La idea de producir enteramente un producto en un solo país o empresa está prácticamente desterrada de la economía mundial. Incluso esta desterrada la idea de que un país solo produce materias primas y otro país produce solo bienes industriales.

Esto tiene sentido si uno además piensa en la cantidad de piezas que se fabrican, y que lo más eficiente siempre es fabricar productos a gran escala para que los costos sean menores.

Por eso vemos esta producción a tan alta escala y en tantos lugares diferentes. Por citar un ejemplo, si se fabrican chips en una fábrica, lo más normal es que se fabriquen para un gran número diferente de dispositivos.

Como siempre trato de remarcar en mis notas, lo importante es no quedarse estancado y mirar hacia adelante.
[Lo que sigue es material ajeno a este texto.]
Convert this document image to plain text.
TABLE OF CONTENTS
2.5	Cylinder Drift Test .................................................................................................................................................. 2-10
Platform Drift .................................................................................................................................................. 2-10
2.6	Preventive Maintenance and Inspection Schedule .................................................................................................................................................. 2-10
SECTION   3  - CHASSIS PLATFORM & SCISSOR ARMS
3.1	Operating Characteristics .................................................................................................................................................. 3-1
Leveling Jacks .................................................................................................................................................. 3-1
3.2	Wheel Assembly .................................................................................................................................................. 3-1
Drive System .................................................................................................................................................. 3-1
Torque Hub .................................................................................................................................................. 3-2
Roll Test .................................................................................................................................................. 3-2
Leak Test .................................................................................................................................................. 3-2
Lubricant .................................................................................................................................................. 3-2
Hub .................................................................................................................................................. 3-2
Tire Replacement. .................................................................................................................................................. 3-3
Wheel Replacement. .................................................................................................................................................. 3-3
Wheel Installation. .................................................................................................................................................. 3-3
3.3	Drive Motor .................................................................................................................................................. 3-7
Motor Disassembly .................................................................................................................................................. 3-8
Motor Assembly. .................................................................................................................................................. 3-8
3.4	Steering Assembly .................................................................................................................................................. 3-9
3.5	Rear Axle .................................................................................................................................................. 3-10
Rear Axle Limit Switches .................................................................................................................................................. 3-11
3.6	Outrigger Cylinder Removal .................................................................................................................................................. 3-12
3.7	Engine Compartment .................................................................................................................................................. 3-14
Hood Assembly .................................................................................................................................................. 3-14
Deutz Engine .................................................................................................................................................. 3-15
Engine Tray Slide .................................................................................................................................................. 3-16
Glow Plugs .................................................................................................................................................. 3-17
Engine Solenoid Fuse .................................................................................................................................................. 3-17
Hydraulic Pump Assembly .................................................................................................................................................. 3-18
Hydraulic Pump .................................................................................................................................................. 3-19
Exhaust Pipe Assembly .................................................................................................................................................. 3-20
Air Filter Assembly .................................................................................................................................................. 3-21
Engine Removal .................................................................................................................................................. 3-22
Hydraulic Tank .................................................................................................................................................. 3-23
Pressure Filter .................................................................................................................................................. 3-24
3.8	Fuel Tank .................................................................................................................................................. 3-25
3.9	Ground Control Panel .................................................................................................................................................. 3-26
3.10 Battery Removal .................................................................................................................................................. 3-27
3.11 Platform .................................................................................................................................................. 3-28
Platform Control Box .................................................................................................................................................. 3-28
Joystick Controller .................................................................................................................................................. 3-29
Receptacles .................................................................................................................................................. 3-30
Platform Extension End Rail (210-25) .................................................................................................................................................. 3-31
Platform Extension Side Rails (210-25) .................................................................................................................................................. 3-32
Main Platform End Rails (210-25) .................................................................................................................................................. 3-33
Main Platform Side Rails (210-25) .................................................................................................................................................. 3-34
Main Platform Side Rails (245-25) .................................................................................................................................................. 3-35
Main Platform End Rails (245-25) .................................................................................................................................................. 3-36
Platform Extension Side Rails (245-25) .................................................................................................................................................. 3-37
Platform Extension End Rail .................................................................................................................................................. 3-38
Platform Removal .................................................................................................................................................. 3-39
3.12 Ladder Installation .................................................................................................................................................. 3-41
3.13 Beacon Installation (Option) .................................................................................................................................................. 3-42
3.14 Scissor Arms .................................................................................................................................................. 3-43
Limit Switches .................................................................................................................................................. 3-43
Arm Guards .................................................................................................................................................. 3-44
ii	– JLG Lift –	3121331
No hay que enamorarse de una idea, hay que mirar lo que está pasando y pensar a futuro. En el mundo de hoy hay que evolucionar para estar en la vanguardia y no quedarse retrasado.

Pero hay algo adicional que vale la pena destacar en la nota y que encierra una forma interesante de buscar alternativas de inversión.

Esta idea de descomponer los proveedores de una gran marca, son una buena forma de encontrar empresas que se beneficien cuando alguno de sus clientes tiene buenas perspectivas a futuro. Parece lógico, pero no siempre es obvio para la mayoría de las recomendaciones de inversión que uno puede leer. Esto es un sello distintivo que realmente vale la pena y hace la diferencia.